A travers la plateforme nationale, la CONAPAC, la FOPAC-SK est à l’initiative de la première loi agricole du Congo, un projet de loi combattu par les parlementaires, anxieux de perdre leur marge de manœuvre et de ne plus pouvoir acheter les terres en profitant de leurs facilités à obtenir des titres fonciers, tandis que les petits paysans n’y parviennent pas. « Comme les élus ont refusé de mener la loi en plénière, nous, les paysans, nous sommes réunis en masse devant Parlement. Nous avons fait passer le message que si les parlementaires ne votaient pas cette loi, il ne faudrait pas qu’ils se représentent devant leurs électeurs pour demander leurs voix ! Et la loi a été votée ! C’est un premier combat que nous avons gagné. »

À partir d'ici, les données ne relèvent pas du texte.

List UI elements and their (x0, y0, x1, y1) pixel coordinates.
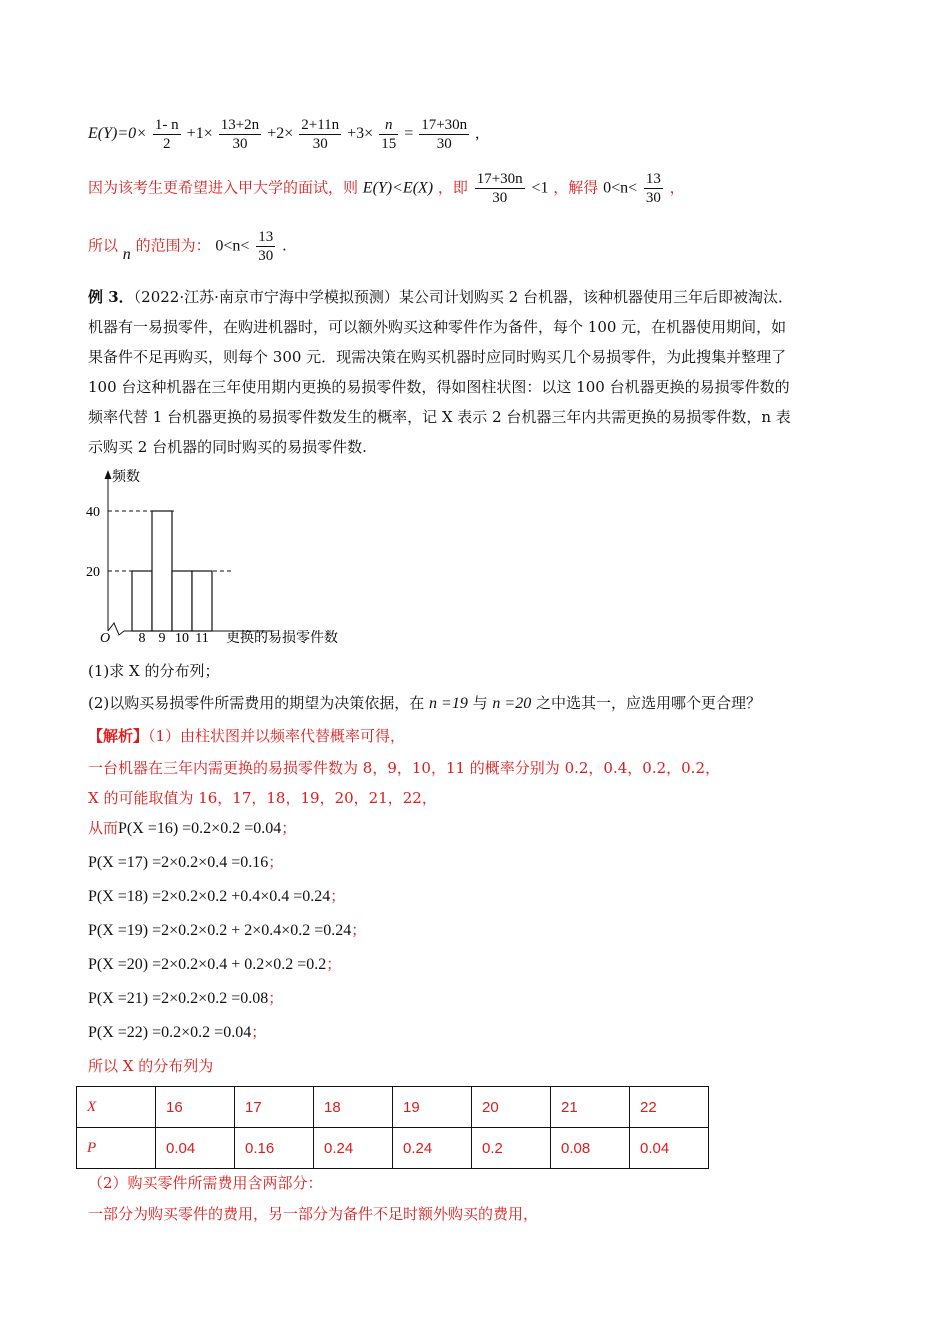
bar (172, 571, 192, 631)
math-inline: P(X =18) =2×0.2×0.2 +0.4×0.4 =0.24 (88, 888, 331, 905)
table-cell: 17 (235, 1087, 314, 1128)
math-inline: 0<n< (215, 237, 250, 255)
text: 果备件不足再购买，则每个 300 元．现需决策在购买机器时应同时购买几个易损零件，为此搜集并整理了 (88, 348, 787, 366)
x-tick-label: 11 (195, 631, 209, 646)
expectation-y-equation (88, 116, 479, 153)
table-cell: 22 (630, 1087, 709, 1128)
table-cell: 0.08 (551, 1128, 630, 1169)
table-row (77, 1087, 709, 1128)
eq-lhs: E(Y)=0× (88, 125, 147, 143)
text: 的范围为： (135, 236, 211, 255)
prob-21-line (88, 987, 283, 1008)
x-tick-label: 10 (175, 631, 189, 646)
prob-18-line (88, 885, 345, 906)
eq-term: +2× (267, 125, 294, 143)
solution-line-1 (88, 725, 405, 746)
axis-break (108, 623, 124, 635)
table-cell: P (77, 1128, 156, 1169)
text: 机器有一易损零件，在购进机器时，可以额外购买这种零件作为备件，每个 100 元，在机器使用期间，如 (88, 318, 787, 336)
math-inline: P(X =16) =0.2×0.2 =0.04 (118, 820, 282, 837)
text: 频率代替 1 台机器更换的易损零件数发生的概率，记 X 表示 2 台机器三年内共需更换的易损零件数，n 表 (88, 408, 791, 426)
bar (132, 571, 152, 631)
table-cell: X (77, 1087, 156, 1128)
fraction: $\frac{n}{15}$ (381, 117, 397, 152)
bar (152, 511, 172, 631)
x-axis-label: 更换的易损零件数 (226, 631, 338, 646)
eq-term: , (475, 125, 480, 143)
fraction: $\frac{13}{30}$ (258, 229, 274, 264)
math-inline: 0<n< (603, 179, 638, 197)
math-inline: n =20 (492, 695, 532, 712)
text: ； (251, 1023, 267, 1041)
table-cell: 18 (314, 1087, 393, 1128)
math-inline: n (122, 245, 131, 263)
eq-term: +1× (186, 125, 213, 143)
fraction: $\frac{17+30n}{30}$ (476, 171, 523, 206)
math-inline: E(Y)<E(X) (362, 179, 434, 197)
fraction: $\frac{13}{30}$ (645, 171, 661, 206)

Si un grand pas a été franchi, les motifs de luttes ne manquent pas et on retrouve des préoccupations similaires en RDC et au Niger : outre la sécurisation foncière des petits paysans, le démantèlement des barrières illégales au commerce, l’accès au crédit, ou la redoutable concurrence des produits d’importation… Mais le plus absurde peut-être, c’est, au Niger comme en RDC, des contextes d’insécurité alimentaire et de faiblesse de l’Etat favorisant l’installation de systèmes qui profitent de la pauvreté. A. Hassane dénonce ainsi le système de l’aide d’urgence : «une partie de l’aide du Japon est monétisée aux USA : pour rééquilibrer la balance commerciale, USA et Japon se sont mis d’accord pour que l’aide japonaise transite par les USA où la nourriture est achetée pour le Niger : l’aide vient en nature et c’est le riz américain qui sert de repas ! » Et A. Hassane de déplorer : « L’aide d’urgence dans un pays où, il est vrai, il y a toujours des zones d’insécurité alimentaire, est devenue une filière qui bloque notre développement ! » Au Kivu, même constat : de l’huile est distribuée gratuitement par l’USAID, l’agence de coopération américaine. « Cette distribution gratuite dans une région où il n’y a plus la guerre depuis des années et qui produit de l’huile elle-même tue tout esprit de travail. L’assistanat est entretenu par ces aides-là ! L’aide d’urgence s’installe; quand elle devient structurelle, ça détruit le développement».
Pourtant, le développement de filières agricoles locales est un enjeu majeur pour la sécurité et la souveraineté alimentaires, aussi bien en Afrique de l’Ouest ou Centrale, qu’en Europe où l’on partage aussi les préoccupations des leaders paysans africains : « Décider d’acheter local ou non, c’est un acte politique : vous contribuez ou non à donner de l’emploi local», conclut A. Hassane.